Hoekstra told the EU environment ministers in Luxembourg yesterday that ETS2 remained a cornerstone of the bloc’s ambitious climate neutrality goals.

The Brussels-created trade system for carbon emissions, intended to push consumers and companies to adopt greener practices, has sparked significant concern among member states and stakeholders. They are worried about rising costs for households and businesses, prompting 19 member states, led by the Czech Republic, to delay ETS2’s 2027 launch by three years.

Instead, Hoekstra outlined fixes to stabilise the system while preserving its climate objectives.

These include strengthening the Market Stability Reserve (MSR), a mechanism to adjust the supply of carbon permits to prevent sharp price swings and exploring front-loaded auctions of permits to generate early revenues for member states.

These funds, paired with the Social Climate Fund, aim to shield vulnerable households from higher heating and fuel costs.

“An orderly rollout is in everyone’s interest,” he stated, as reported by VRT NWS, emphasising the need for a predictable market to drive decarbonisation.

Earlier, European Commission President Ursula von der Leyen detailed her approach to EU leaders in a letter. She said Brussels seeks to address fears of “high and volatile CO2 prices” without diluting the policy’s core ambition of pricing emissions to incentivise “greener” alternatives such as heat pumps and electric vehicles.

“We need a transition that is fair and just, in which vulnerable families, SMEs and the regions most exposed to structural changes are particularly protected and supported,” said von der Leyen.
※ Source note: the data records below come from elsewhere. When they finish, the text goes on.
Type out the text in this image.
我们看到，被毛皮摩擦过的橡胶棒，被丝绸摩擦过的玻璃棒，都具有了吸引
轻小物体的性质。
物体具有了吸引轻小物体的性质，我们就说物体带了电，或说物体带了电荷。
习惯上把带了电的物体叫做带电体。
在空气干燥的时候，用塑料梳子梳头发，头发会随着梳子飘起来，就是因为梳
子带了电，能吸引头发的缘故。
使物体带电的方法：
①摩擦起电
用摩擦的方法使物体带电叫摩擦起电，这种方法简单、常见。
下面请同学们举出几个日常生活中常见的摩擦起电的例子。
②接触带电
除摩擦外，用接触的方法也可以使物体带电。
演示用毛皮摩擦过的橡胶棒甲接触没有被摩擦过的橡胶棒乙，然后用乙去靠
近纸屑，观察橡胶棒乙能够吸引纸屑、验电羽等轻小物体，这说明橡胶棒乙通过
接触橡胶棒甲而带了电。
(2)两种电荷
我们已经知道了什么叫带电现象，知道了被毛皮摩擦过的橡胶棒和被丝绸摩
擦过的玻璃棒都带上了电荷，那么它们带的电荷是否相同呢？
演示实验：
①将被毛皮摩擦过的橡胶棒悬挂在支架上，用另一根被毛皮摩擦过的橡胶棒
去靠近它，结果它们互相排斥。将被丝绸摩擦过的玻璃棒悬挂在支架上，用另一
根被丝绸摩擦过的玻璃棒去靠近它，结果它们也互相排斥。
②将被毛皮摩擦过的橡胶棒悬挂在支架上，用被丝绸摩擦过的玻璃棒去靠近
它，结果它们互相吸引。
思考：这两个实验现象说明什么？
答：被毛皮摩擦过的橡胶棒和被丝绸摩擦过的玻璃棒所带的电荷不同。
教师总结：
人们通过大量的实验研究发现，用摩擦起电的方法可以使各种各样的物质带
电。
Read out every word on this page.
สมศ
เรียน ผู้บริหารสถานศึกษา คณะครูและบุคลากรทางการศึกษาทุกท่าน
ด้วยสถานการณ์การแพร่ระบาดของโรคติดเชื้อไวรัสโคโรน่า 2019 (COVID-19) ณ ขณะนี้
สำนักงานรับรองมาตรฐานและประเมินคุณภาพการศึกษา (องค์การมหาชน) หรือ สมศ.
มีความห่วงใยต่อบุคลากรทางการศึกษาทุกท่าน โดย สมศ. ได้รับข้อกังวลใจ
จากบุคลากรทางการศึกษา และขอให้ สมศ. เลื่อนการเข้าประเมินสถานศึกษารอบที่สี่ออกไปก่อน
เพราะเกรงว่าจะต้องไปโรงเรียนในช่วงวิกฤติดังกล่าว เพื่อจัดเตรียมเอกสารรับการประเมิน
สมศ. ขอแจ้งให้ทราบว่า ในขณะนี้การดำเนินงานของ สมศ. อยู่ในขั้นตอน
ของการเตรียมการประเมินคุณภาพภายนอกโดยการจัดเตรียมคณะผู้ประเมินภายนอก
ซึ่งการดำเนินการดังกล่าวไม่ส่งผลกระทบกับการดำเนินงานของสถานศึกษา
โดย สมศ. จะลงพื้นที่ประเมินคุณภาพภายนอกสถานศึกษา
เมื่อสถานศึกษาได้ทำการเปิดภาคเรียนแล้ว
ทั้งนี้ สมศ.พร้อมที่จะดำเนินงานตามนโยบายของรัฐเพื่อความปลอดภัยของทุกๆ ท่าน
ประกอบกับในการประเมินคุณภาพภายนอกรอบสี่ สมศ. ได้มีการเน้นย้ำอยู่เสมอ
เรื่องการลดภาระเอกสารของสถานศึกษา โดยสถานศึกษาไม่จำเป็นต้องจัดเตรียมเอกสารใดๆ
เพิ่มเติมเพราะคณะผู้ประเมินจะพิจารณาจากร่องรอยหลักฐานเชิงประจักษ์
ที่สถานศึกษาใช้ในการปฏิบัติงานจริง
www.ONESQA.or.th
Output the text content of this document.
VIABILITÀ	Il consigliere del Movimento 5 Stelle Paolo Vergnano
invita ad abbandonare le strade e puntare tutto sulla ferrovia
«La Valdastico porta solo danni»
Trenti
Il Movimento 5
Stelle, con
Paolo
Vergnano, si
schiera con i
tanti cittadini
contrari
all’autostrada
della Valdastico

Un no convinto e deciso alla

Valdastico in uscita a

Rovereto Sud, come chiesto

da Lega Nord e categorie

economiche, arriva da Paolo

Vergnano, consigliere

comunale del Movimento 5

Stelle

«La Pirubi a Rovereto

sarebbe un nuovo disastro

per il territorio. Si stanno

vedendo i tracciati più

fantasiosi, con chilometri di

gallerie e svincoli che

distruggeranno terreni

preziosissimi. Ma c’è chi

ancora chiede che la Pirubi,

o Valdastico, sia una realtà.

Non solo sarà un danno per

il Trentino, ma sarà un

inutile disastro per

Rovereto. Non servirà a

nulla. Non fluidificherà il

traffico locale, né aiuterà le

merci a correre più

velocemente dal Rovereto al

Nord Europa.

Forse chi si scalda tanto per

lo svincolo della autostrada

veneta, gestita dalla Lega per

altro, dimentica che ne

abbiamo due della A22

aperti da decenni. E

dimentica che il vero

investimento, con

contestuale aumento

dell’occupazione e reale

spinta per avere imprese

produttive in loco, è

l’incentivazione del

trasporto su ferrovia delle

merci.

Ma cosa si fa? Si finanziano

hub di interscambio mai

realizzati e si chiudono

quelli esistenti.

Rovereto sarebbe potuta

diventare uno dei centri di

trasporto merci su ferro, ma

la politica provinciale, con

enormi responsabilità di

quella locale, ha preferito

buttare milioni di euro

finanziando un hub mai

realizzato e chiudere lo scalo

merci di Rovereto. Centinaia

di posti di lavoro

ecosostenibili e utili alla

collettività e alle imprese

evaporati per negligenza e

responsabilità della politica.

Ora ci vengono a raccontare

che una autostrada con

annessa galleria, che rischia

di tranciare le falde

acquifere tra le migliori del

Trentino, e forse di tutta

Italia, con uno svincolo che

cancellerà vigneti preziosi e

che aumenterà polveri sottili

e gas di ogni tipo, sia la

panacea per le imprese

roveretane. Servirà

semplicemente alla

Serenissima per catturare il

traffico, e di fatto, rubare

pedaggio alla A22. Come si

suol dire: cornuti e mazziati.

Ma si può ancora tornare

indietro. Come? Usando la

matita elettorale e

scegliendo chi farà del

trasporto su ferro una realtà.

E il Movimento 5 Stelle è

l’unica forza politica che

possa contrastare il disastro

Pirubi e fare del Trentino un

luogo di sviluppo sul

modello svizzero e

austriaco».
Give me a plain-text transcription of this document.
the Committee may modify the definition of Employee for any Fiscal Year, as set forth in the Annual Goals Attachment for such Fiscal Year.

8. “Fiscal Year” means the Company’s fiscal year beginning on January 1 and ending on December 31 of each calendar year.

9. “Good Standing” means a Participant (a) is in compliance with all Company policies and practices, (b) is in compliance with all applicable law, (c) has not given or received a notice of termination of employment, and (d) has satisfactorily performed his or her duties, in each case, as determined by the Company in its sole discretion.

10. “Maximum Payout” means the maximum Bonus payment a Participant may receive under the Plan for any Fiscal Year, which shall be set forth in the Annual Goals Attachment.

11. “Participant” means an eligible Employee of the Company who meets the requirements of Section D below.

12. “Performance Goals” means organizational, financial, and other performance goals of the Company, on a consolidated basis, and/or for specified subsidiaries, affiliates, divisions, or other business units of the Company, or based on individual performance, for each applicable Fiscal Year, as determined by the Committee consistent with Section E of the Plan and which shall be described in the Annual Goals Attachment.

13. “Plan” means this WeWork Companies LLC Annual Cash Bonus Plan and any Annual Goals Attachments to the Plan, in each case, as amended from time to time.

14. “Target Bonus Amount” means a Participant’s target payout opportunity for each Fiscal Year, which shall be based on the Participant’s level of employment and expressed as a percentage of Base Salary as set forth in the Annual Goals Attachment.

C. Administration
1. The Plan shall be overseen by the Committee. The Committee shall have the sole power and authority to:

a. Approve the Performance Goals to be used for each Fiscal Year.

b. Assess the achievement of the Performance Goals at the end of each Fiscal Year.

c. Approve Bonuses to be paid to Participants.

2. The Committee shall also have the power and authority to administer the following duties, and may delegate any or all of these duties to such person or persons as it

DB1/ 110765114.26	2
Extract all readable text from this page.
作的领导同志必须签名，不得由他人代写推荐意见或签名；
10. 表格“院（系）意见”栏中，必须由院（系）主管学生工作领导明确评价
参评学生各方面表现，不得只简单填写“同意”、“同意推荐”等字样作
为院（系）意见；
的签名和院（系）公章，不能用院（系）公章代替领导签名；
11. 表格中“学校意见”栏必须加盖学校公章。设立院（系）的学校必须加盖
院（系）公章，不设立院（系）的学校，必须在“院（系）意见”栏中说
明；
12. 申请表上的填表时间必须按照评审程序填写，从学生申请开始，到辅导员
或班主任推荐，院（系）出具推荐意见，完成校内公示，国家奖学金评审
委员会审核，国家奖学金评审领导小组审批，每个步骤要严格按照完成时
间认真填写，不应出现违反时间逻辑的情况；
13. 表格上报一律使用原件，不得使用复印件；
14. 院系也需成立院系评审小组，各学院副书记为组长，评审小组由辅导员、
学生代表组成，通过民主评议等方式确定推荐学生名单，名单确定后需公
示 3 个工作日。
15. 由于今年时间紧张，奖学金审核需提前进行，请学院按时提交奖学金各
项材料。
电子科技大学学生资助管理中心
The EC will work, among other things, on a “more robust system for price stabilisation”, notably by strengthening the role of the so-called market stabilisation reserve.

As a cap-and-trade system, it sets a limit on emissions from buildings and road transport, allowing companies to buy and trade permits within that cap.

According to the EC, this is a market-driven approach and the body found it successful in the EU’s original Emissions Trading System (ETS1) for industry and power. That was despite the fact that the EU is struggling with much higher energy prices compared to the rest of the world.

But ETS2’s cap-and-trade system sets an emissions limit for buildings and transport, with firms trading permits in a market. This design, unlike a fixed carbon tax, guarantees price swings as supply and demand shift.

Its application to consumer-sensitive sectors amplifies the stake because, unlike ETS1, where costs are largely absorbed by industries, ETS2 directly impacts households through heating bills and fuel prices, a politically charged arena.

The lack of historical data for ETS2’s new sectors makes price swings more likely, as markets may overreact to early signals.

External factors, such as energy price spikes or geopolitical disruptions further exacerbate this uncertainty, experts said, indirectly tied to broader EU energy policies but not entirely within its control.

The EC’s own projections suggest ETS2 could add €10 to €20 per tonne of CO2 to fuel and heating costs, potentially translating to hundreds of euros annually for households, especially in colder or less affluent member states.

BloombergNEF projects that, under the new system, the cost of emitting carbon dioxide could rise to €149 per tonne by 2029, more than 80 per cent higher than the current EU emissions price for power plants and industrial sectors.

One study in April in Belgium even put the additional cost up to €650 for people who do not adjust their energy consumption.

According to the Dutch Government, SMEs may have to pay between €450 and €1,000 on the system.

Critics, such as Czech opposition figures, argue that without a fixed price cap, these costs could spiral, hitting consumers hardest.

Industries, too, worry about competitiveness, especially if ETS2 drives up transport costs.

Environmentalists, meanwhile, see the 2027 timeline as non-negotiable to meet the EU’s 55 per cent emissions reduction target by 2030. Any delay, they argue, would undermine the Green Deal’s credibility.

The EU’s goal of climate neutrality by 2050 led to the creation of the ETS under former climate czar Frans Timmermans.

He also championed deforestation regulation and the ban on combustion engines, measures that likewise have drawn heavy criticism for triggering sharp price spikes across multiple sectors.